Troy Morrison, “Earth Whale”, Steampunk Sculpture

Steampunk is an inspired movement of creativity and imagination. With a backdrop of either Victorian England or America’s Wild West at hand, modern technologies are re-imagined and realized as elaborate works of art, fashion, and mechanics. If Jules Verne or H.G. Wells were writing their science fiction today, it would be considered steampunk.

Troy Morrison is an Australian sculpture who works in the steampunk mode. The whale sculpture took three years to complete. The body of the whale is made from an old Ford Gearbox while the rest of the whale comprises of copper and vintage parts from trains, WW2 planes, cars and boats.

Steampunk Bowling Alley

Steampunk Bowling Alley, 5621 North Figueroa Street, Los Angeles

Billed as Los Angeles’ oldest bowling alley, the Highland Park Bowl opened in 1927 as a multi-use facility that also included doctors’ offices on the second floor. During Prohibition era, customers would visit the doctor to receive a prescription for medicinal whiskey. After filling their prescription at the pharmacy located downstairs, they could also go bowling.

Joseph (Mister T) Teresa, an Italian immigrant who owned a nearby liquor store, bought the property in 1966. The bowling alley renovated with paint, wall coverings, and drop ceilings. Later, the bowling lanes were hidden behind a curtain and the space transitioned into an iconic live music venue called “Mr. T’s”, which was frequented by students from the nearby universities.

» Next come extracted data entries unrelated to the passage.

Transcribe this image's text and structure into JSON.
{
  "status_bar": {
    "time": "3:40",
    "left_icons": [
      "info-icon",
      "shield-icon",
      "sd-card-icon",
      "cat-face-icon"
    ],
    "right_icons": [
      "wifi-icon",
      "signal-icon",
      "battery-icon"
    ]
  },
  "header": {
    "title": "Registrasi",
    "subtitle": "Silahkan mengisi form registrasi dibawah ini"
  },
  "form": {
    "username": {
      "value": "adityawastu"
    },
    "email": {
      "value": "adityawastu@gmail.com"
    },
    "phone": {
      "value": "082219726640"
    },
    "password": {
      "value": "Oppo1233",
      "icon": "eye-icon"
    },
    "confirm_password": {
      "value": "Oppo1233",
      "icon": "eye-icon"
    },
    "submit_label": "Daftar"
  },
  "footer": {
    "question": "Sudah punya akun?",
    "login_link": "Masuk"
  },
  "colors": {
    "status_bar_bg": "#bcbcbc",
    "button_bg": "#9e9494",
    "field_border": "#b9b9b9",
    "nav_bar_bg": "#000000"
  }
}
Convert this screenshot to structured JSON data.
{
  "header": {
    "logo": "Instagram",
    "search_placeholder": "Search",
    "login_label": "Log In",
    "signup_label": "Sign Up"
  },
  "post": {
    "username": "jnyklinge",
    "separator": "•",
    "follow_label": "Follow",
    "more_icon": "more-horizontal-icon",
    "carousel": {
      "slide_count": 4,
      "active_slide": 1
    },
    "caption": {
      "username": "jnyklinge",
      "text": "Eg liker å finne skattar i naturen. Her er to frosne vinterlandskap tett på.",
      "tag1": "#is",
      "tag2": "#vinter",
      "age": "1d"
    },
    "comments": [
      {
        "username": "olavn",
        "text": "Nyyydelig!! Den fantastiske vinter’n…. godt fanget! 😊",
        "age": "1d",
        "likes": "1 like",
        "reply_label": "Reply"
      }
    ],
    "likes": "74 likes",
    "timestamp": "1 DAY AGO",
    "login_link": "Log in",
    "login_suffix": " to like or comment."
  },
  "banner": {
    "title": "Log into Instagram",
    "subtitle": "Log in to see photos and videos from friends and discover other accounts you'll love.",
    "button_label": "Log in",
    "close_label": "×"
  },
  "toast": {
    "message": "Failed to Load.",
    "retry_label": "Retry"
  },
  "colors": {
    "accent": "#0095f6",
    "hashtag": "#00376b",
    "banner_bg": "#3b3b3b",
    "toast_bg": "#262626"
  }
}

 The 1933 Group, an restoration organization which renovates drinking establishments with a vintage flair, took the property over in 2015. They removed the mid-1900s elements, esposed the existing bow-truss architecture, and repurposed old bowling machines as bar shelves. The newly revitalized Highland park Bowl now transports its patrons into a different era with a steampunk flair.

Pierre Matter

Steampunk Sculptures by Pierre Matter

French sculptor Pierre Matter’s body of work thematically revolves around the surreal idea of featuring a combination of organic and mechanical materials in one entity. His sculptures reflect a robotic evolution of living beings and animals, transforming their likeness into multilayered cyborgs. The artist’s mythological, mechanized creatures re-evaluate the way one interprets lifeforms in reality. The artist says, “Even the cows of the mountains are nothing more than milk machines.”

Matter adds, “The way I blend cogs, pistons, integrated circuits and other accessories of the industrial world into beings, bodies or faces, my sculptures, directly follows from the way human life has evolved in recent times. Of course, we are only at the beginning of an era where the use of machines or micromachines embedded within living beings may well become widespread, but it is already the case that modern life is completely unthinkable without technology.”